Now, a moon later in the bustling market, I watched her haggle with a trader over dried fish prices, her confidence masking any trace of the noble bearing I sometimes suspected lurked beneath. She caught me watching and raised an eyebrow questioningly.

"Just thinking," I said, "how the morning sun through the trees suits you."

Understanding flickered in her eyes, followed by that smile that seemed reserved just for me. Around us, the market's chaos continued – traders shouting prices, children laughing, goats bleating their complaints. But between us passed something quiet and profound, like a prayer at dawn.

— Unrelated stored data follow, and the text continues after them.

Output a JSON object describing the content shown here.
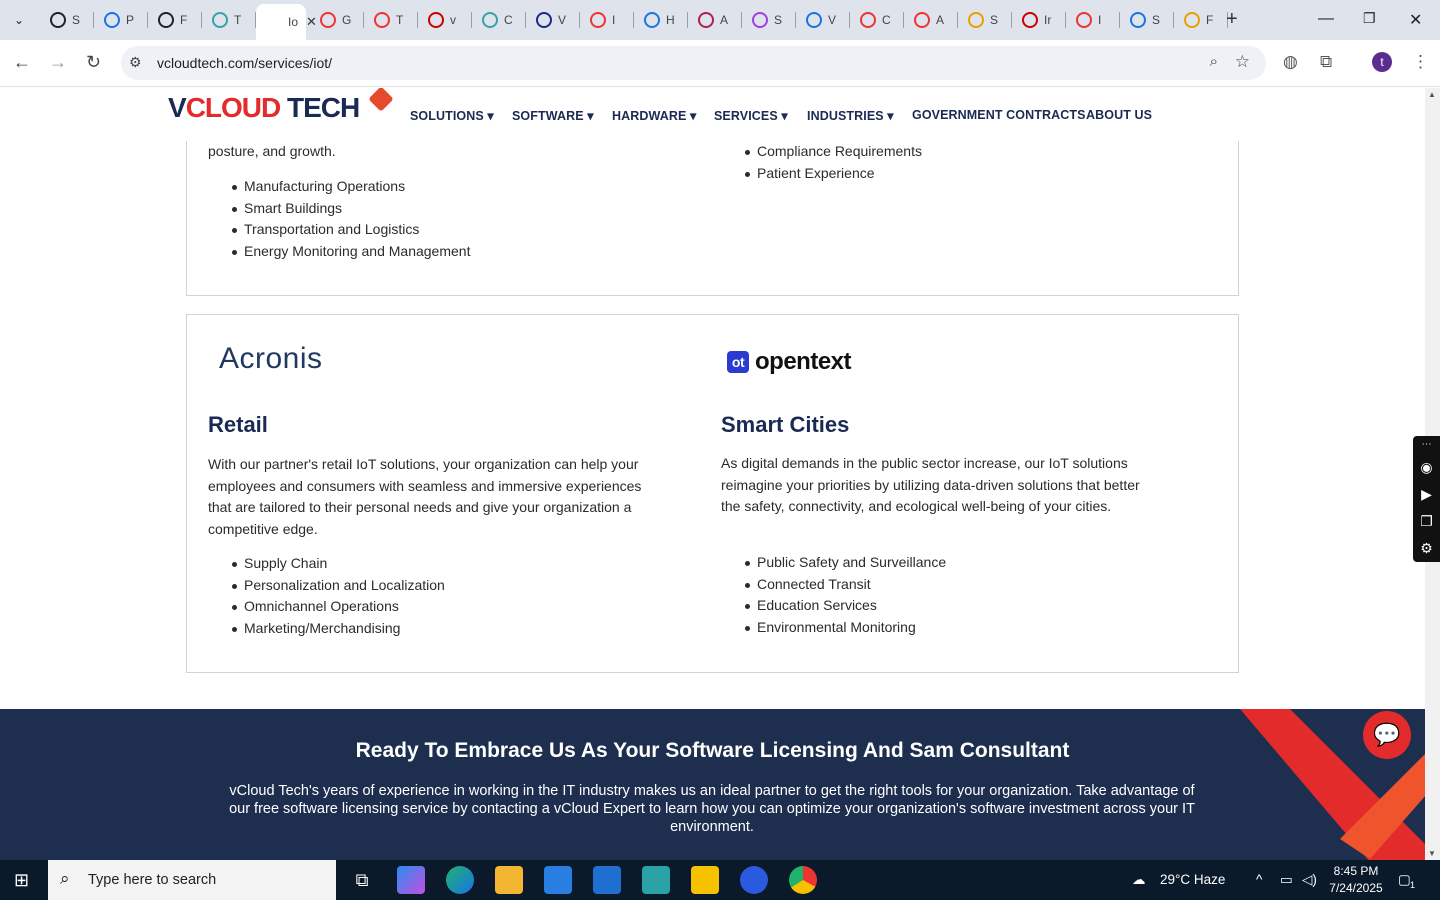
{
  "browser": {
    "tabs": [
      {
        "label": "S",
        "color": "#222"
      },
      {
        "label": "P",
        "color": "#1a73e8"
      },
      {
        "label": "F",
        "color": "#222"
      },
      {
        "label": "T",
        "color": "#3aa0a8"
      },
      {
        "label": "Io",
        "color": "#fff",
        "active": true
      },
      {
        "label": "G",
        "color": "#e33"
      },
      {
        "label": "T",
        "color": "#e33"
      },
      {
        "label": "v",
        "color": "#c00"
      },
      {
        "label": "C",
        "color": "#3aa0a8"
      },
      {
        "label": "V",
        "color": "#1a2a8a"
      },
      {
        "label": "I",
        "color": "#e33"
      },
      {
        "label": "H",
        "color": "#1a73e8"
      },
      {
        "label": "A",
        "color": "#b0204a"
      },
      {
        "label": "S",
        "color": "#a040e0"
      },
      {
        "label": "V",
        "color": "#1a73e8"
      },
      {
        "label": "C",
        "color": "#e33"
      },
      {
        "label": "A",
        "color": "#e33"
      },
      {
        "label": "S",
        "color": "#e8a000"
      },
      {
        "label": "Ir",
        "color": "#c00"
      },
      {
        "label": "I",
        "color": "#e33"
      },
      {
        "label": "S",
        "color": "#1a73e8"
      },
      {
        "label": "F",
        "color": "#e8a000"
      }
    ],
    "url": "vcloudtech.com/services/iot/",
    "profile_initial": "t"
  },
  "site": {
    "logo_text": "VCLOUD TECH",
    "logo_v": "V",
    "logo_cloud": "CLOUD",
    "logo_tech": " TECH",
    "menu": [
      "SOLUTIONS",
      "SOFTWARE",
      "HARDWARE",
      "SERVICES",
      "INDUSTRIES",
      "GOVERNMENT CONTRACTS",
      "ABOUT US"
    ],
    "dropdown_marker": "▾"
  },
  "card_top": {
    "left_tail_text": "posture, and growth.",
    "left_list": [
      "Manufacturing Operations",
      "Smart Buildings",
      "Transportation and Logistics",
      "Energy Monitoring and Management"
    ],
    "right_list": [
      "Compliance Requirements",
      "Patient Experience"
    ]
  },
  "card_bottom": {
    "left": {
      "logo": "Acronis",
      "title": "Retail",
      "body": "With our partner's retail IoT solutions, your organization can help your employees and consumers with seamless and immersive experiences that are tailored to their personal needs and give your organization a competitive edge.",
      "list": [
        "Supply Chain",
        "Personalization and Localization",
        "Omnichannel Operations",
        "Marketing/Merchandising"
      ]
    },
    "right": {
      "logo": "opentext",
      "logo_mark": "ot",
      "title": "Smart Cities",
      "body": "As digital demands in the public sector increase, our IoT solutions reimagine your priorities by utilizing data-driven solutions that better the safety, connectivity, and ecological well-being of your cities.",
      "list": [
        "Public Safety and Surveillance",
        "Connected Transit",
        "Education Services",
        "Environmental Monitoring"
      ]
    }
  },
  "cta": {
    "title": "Ready To Embrace Us As Your Software Licensing And Sam Consultant",
    "body": "vCloud Tech's years of experience in working in the IT industry makes us an ideal partner to get the right tools for your organization. Take advantage of our free software licensing service by contacting a vCloud Expert to learn how you can optimize your organization's software investment across your IT environment."
  },
  "taskbar": {
    "search_placeholder": "Type here to search",
    "weather": "29°C  Haze",
    "time": "8:45 PM",
    "date": "7/24/2025",
    "notifications": "1"
  },
  "colors": {
    "brand_navy": "#1b2a52",
    "brand_red": "#e32b2b",
    "cta_bg": "#1e2e4f"
  }
}
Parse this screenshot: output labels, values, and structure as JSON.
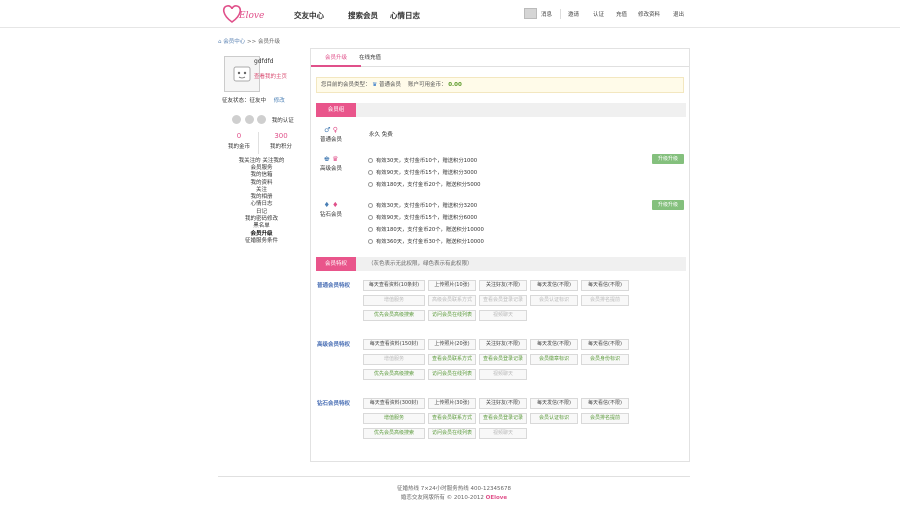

"Come," she said, taking my hand. "Nne Obioma's sister is selling palm wine fresh from the tree, and I heard she accepts stories as part payment."

"Stories?"

"Mm. And I think I might have one or two worth telling today."

As we moved through the market crowd, her hand warm in mine, I realized that maybe some stories didn't need to be told in words. Maybe some were better written in small moments – in shared garden work, in market day haggling, in the way she'd chosen to trust me with even the smallest pieces of her past.

The sun climbed higher over the market, burning away the morning mist, and with it, the ghosts of our earlier memories. Ahead of us, a palm wine seller was already pouring drinks for eager customers, her laughter carrying over the market's din. Mairo squeezed my hand once, and then let go – not in retreat, but in the way you release something you know will return to you.